Right? Even if it weren't, this only calculates how many crabs it would take to store Doom, not run it.

[–] [email protected] 36 points 10 months ago (4 children)

No mention of fps or latency, authors clearly not gamers.

Imagine some Smash Bros players who get pissy about 16.6ms playing on a CrabCPU with 13s latency...

[–] [email protected] 7 points 10 months ago

Authors never said anything about gaming, the tweet did

[–] [email protected] 5 points 10 months ago

With over sixteen billion crabs involved, I'm sure the latency would be measured in years.

[–] [email protected] 1 points 10 months ago

smash keys spend 15:30 delay in processing to go make tendies and hunny mussy return in time to watch mayhem ensue

I see no downsides to this.

[–] [email protected] 28 points 10 months ago (5 children)

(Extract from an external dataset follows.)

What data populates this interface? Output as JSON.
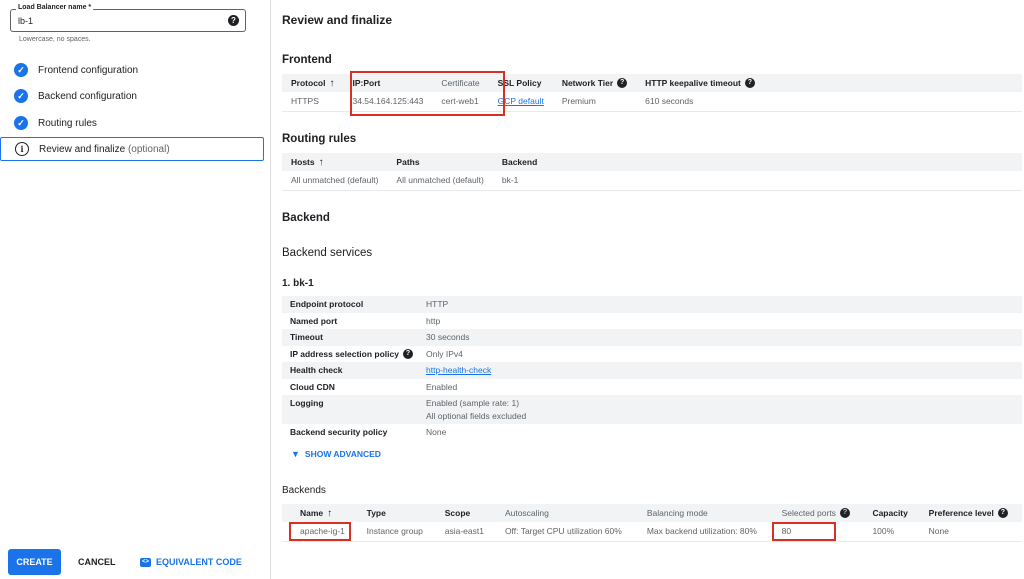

you can store a single bit with a pair of not gates to make a flip flop

Isn't it a pair of NAND gates? You can make anything with NAND gates.

Like this:

[–] [email protected] 20 points 10 months ago* (last edited 10 months ago)

You can also do it with NOT gates. The driver needs to overpower the gates to change the bit and then it acts like a D flip flop rather than an RS flip flop like NAND gates will. But that's generally how they're actually made. SRAM generally looks like this: The side transistors are called access transistors; they're there so you can selectively read/write, but aren't needed to store the bit.

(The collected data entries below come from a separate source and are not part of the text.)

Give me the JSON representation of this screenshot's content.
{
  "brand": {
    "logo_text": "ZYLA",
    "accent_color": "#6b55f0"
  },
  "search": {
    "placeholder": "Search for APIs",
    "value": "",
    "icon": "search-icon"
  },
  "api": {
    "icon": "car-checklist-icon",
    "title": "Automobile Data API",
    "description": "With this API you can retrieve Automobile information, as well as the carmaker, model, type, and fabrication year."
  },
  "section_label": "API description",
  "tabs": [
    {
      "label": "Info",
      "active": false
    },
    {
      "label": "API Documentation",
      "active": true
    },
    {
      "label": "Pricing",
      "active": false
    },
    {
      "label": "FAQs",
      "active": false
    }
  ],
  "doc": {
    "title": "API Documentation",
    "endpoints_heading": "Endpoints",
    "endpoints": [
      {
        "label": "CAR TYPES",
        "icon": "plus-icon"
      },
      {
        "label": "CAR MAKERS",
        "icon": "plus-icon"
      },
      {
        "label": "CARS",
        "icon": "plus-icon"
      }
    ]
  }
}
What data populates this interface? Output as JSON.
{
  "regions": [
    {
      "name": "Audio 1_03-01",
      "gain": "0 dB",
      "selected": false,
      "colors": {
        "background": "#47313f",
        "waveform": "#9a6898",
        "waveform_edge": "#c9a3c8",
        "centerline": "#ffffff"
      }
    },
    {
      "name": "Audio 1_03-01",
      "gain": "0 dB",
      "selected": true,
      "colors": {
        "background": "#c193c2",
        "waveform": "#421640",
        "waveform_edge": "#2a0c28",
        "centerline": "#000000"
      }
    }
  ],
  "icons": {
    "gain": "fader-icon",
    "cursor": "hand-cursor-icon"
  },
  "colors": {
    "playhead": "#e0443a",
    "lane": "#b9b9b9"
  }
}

[–] [email protected] 6 points 10 months ago

yes, tired brain hiccup :)

[–] [email protected] 5 points 10 months ago* (last edited 10 months ago) (2 children)

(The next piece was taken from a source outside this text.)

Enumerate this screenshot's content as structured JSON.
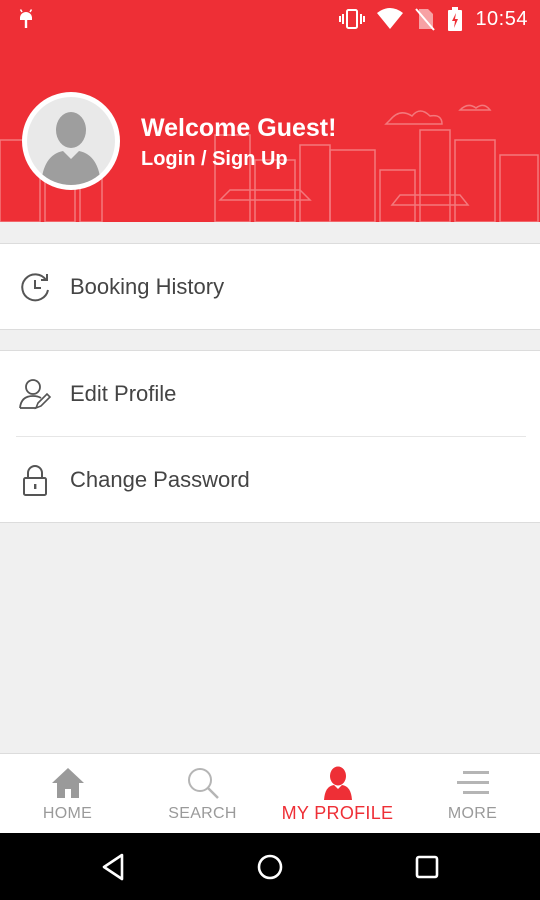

So here’s some bad math. 160 crabs per NAND gate / byte. Doom’s original file size is roughly 2.39MB (I couldn’t find an actual source for this but it’s touted all over the web).

So 2390000 bytes * 160 crabs is 382400000 crabs.

So you can run doom on 382.4 million crabs

Edit: store, not run

[–] [email protected] 9 points 10 months ago

you can ~~run~~ store doom

[–] [email protected] 2 points 10 months ago

2 NAND gates are only a bit. You need 8 of those for a byte, that is 8 * 160 = 1280 crabs. For Doom you need 1280 * 2390000 = 3059200000 = 3059.2 million crabs

[–] [email protected] 2 points 10 months ago (1 children)
[–] [email protected] 5 points 10 months ago

They've got diagrams of OR and AND gates with the crabs.

I feel like they would need a NOT gate to do anything meaningful, which obviously isn't possible. You can't have zero crabs going in with crabs coming out. Without a NOT gate I don't think they can do much in the way of traditional computing - you probably can't run Doom on any number of crabs (although I'd love to be proven wrong).